Energy war room a success
Eskom's acting CEO Brian Molefe has also projected that the country is likely to go without load shedding until March next year.
The minister and the CEO, accompanied by other officials who are part of the war room, said this when giving progress on the implementation of the five point plan that the Cabinet approved when establishing the war room in December.
"Today [marks 27 days] since we have not had any load shedding and it does not mean that we are out of the woods. It is in the same week to, and I am very grateful to the CE and his team, that Medupi Unit six has come on full commercialisation.
"This means that 800MW is on the grid and at the same time, we have had 900MW from Koeberg 2 and within that period, we have not seen any load shedding," she said.
The minister said load shedding has had an enormous impact on the lives of citizens and on the economy.
"I really want to assure citizens that through our integrated resource plan, we are working to intensify the diversification of the country's energy mix," she said.
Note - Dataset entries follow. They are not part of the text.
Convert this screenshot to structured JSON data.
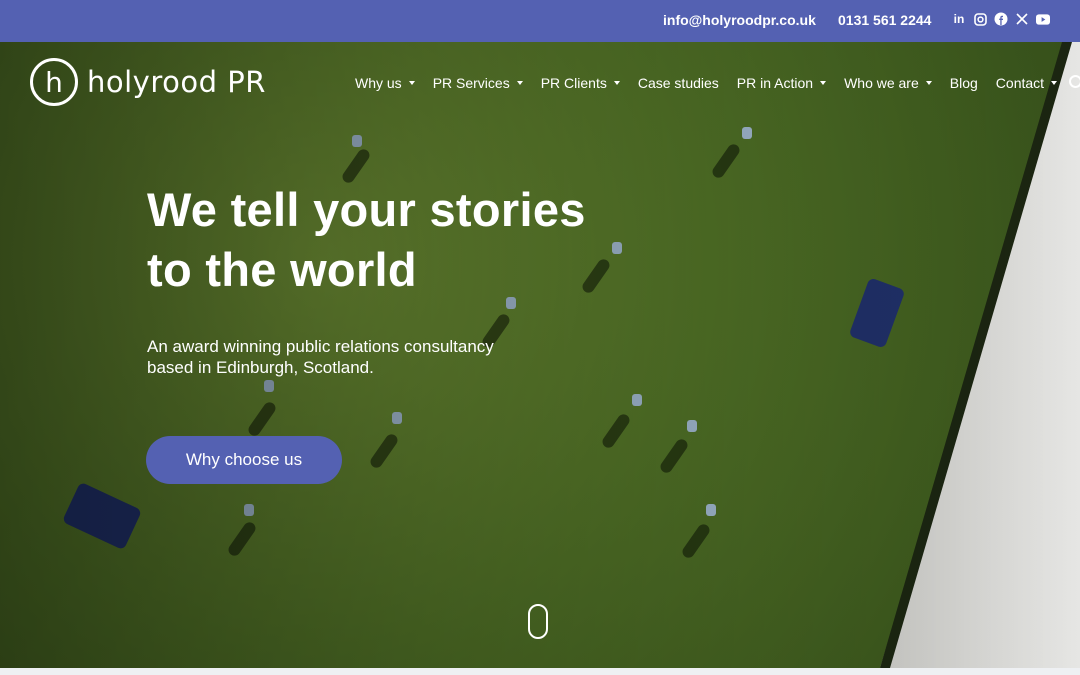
{
  "topbar": {
    "email": "info@holyroodpr.co.uk",
    "phone": "0131 561 2244",
    "social_icons": [
      "linkedin-icon",
      "instagram-icon",
      "facebook-icon",
      "x-icon",
      "youtube-icon"
    ]
  },
  "brand": {
    "logo_mark": "h",
    "name": "holyrood PR"
  },
  "nav": {
    "items": [
      {
        "label": "Why us",
        "dropdown": true
      },
      {
        "label": "PR Services",
        "dropdown": true
      },
      {
        "label": "PR Clients",
        "dropdown": true
      },
      {
        "label": "Case studies",
        "dropdown": false
      },
      {
        "label": "PR in Action",
        "dropdown": true
      },
      {
        "label": "Who we are",
        "dropdown": true
      },
      {
        "label": "Blog",
        "dropdown": false
      },
      {
        "label": "Contact",
        "dropdown": true
      }
    ],
    "search_icon": "search-icon"
  },
  "hero": {
    "headline_line1": "We tell your stories",
    "headline_line2": "to the world",
    "subtitle_line1": "An award winning public relations consultancy",
    "subtitle_line2": "based in Edinburgh, Scotland.",
    "cta_label": "Why choose us",
    "scroll_icon": "scroll-mouse-icon"
  },
  "colors": {
    "accent": "#5461b2",
    "text": "#ffffff"
  }
}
The government's five point plan is divided into various components. The one aspect - supply side management - deals with immediate measures to improve the maintenance of plants and operational practices, co-generation, gas power generation and additional sources of supply and sourcing more power from independent power producers.
This is a short to medium intervention aimed at limiting the risk of load shedding.
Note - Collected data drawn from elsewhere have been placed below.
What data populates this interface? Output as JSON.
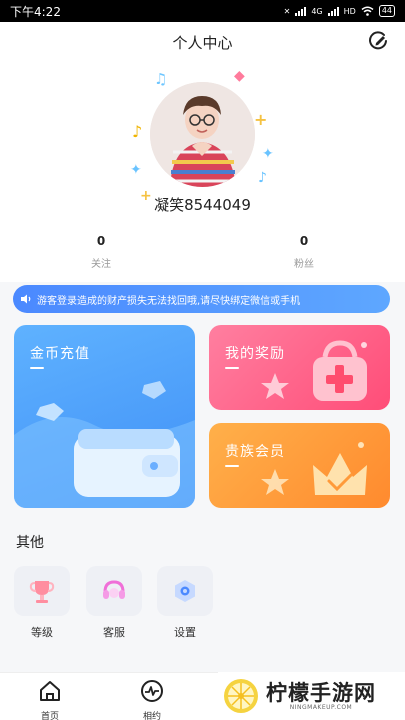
{
  "status_bar": {
    "time": "下午4:22",
    "network": "4G",
    "hd": "HD",
    "battery": "44"
  },
  "header": {
    "title": "个人中心",
    "action_icon": "edit-icon"
  },
  "profile": {
    "username": "凝笑8544049"
  },
  "stats": [
    {
      "value": "0",
      "label": "关注"
    },
    {
      "value": "0",
      "label": "粉丝"
    }
  ],
  "notice": {
    "icon": "speaker-icon",
    "text": "游客登录造成的财产损失无法找回哦,请尽快绑定微信或手机"
  },
  "cards": {
    "coin": {
      "title": "金币充值"
    },
    "reward": {
      "title": "我的奖励"
    },
    "noble": {
      "title": "贵族会员"
    }
  },
  "other": {
    "title": "其他",
    "items": [
      {
        "label": "等级",
        "icon": "trophy-icon"
      },
      {
        "label": "客服",
        "icon": "headset-icon"
      },
      {
        "label": "设置",
        "icon": "settings-icon"
      }
    ]
  },
  "tabs": [
    {
      "label": "首页",
      "icon": "home-icon"
    },
    {
      "label": "相约",
      "icon": "pulse-icon"
    }
  ],
  "watermark": {
    "text": "柠檬手游网",
    "url": "NINGMAKEUP.COM"
  },
  "colors": {
    "accent": "#4b89ff",
    "reward": "#ff5a80",
    "noble": "#ff9a3a"
  }
}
The second aspect - the demand side management - looks at finances and procurement, skills and regulatory issues, long-term issues with short-term implications and communications.
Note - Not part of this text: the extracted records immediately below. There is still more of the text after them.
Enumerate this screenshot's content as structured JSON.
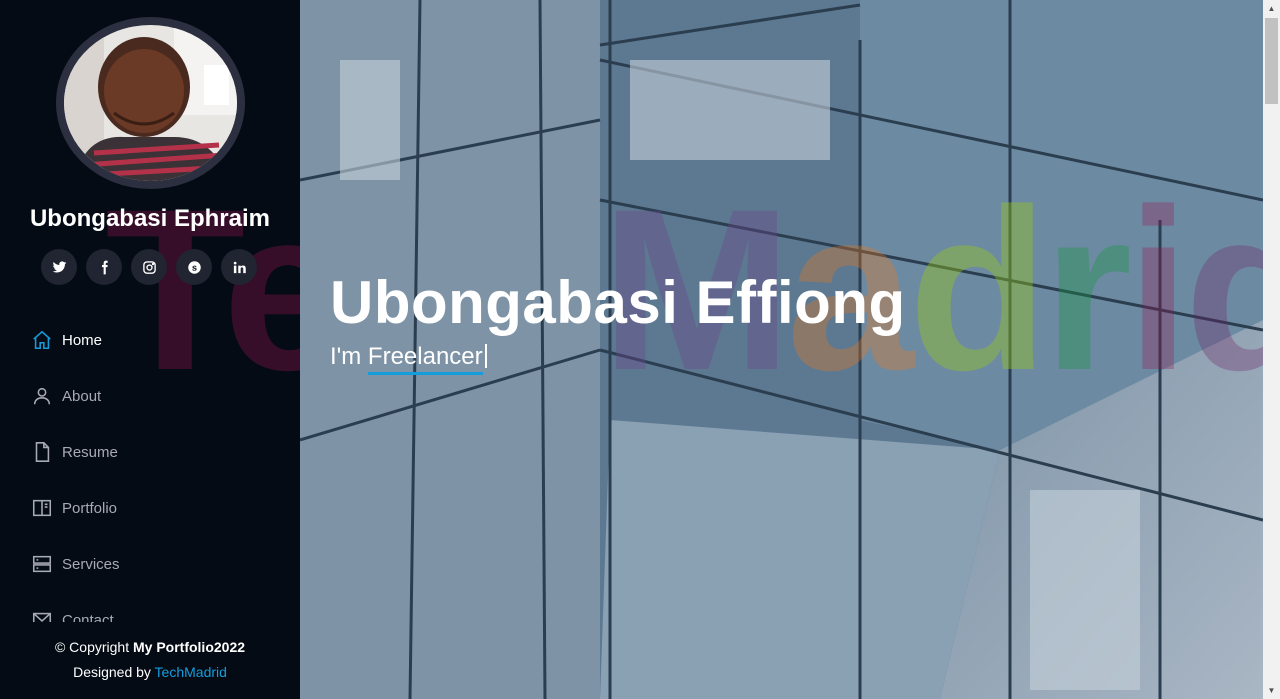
{
  "sidebar": {
    "profile_name": "Ubongabasi Ephraim",
    "social": [
      {
        "icon": "twitter-icon"
      },
      {
        "icon": "facebook-icon"
      },
      {
        "icon": "instagram-icon"
      },
      {
        "icon": "skype-icon"
      },
      {
        "icon": "linkedin-icon"
      }
    ],
    "nav": [
      {
        "label": "Home",
        "icon": "home-icon",
        "active": true
      },
      {
        "label": "About",
        "icon": "person-icon"
      },
      {
        "label": "Resume",
        "icon": "file-icon"
      },
      {
        "label": "Portfolio",
        "icon": "book-icon"
      },
      {
        "label": "Services",
        "icon": "server-icon"
      },
      {
        "label": "Contact",
        "icon": "envelope-icon"
      }
    ],
    "copyright_prefix": "© Copyright",
    "copyright_brand": "My Portfolio2022",
    "designed_prefix": "Designed by",
    "designed_link": "TechMadrid"
  },
  "watermark": "TechMadrid",
  "hero": {
    "title": "Ubongabasi Effiong",
    "subtitle_prefix": "I'm",
    "subtitle_typed": "Freelancer"
  },
  "colors": {
    "sidebar_bg": "#040b14",
    "accent": "#149ddd",
    "nav_text": "#a8a9b4"
  }
}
The minister said the war room has made progress on some aspects of the five point plan.
"At the end of March, because we were in the war room, the Department of Energy, the Department of Public Enterprises and Eskom signed an agreement of about 800MW of co-generation."
"Work is underway to ensure that new energy is continuously brought on to the power grid through the various projects," she said.
Eskom projects no load shedding until March 2016
Meanwhile, Eskom's acting CEO Brian Molefe said the power grid's installed capacity stood at 43500MW in May 2015.
With the peak demand standing at 32180MW at the time, he said the power utility was forced to implement load shedding due to a shortfall of 2180MW after 6500MW of power was lost due to planned maintenance, while 7000MW un unplanned maintenance, or plant break downs, brought the system under a lot of strain.
He said with the excess capacity over the past month, Eskom was able to avoid load shedding.
"Installed capacity is now 44262MW from 43500MW.
"We had planned maintenance of 4608MW and we had unplanned maintenance of 6757MW.
In addition, we had available to us the gas turbines of 2244MW that we did not switch on the 2nd of September because demand was only at 30,653MW.
Molefe said Eskom's capacity outlook was positive, and added that the power utility was unlikely to implement load shedding from September this year until March 2016.
"Between September and March, our projected demand will actually stay [within the system's available generating capacity].
"As long as projected demand is [within the available generating capacity], we do not have load shedding."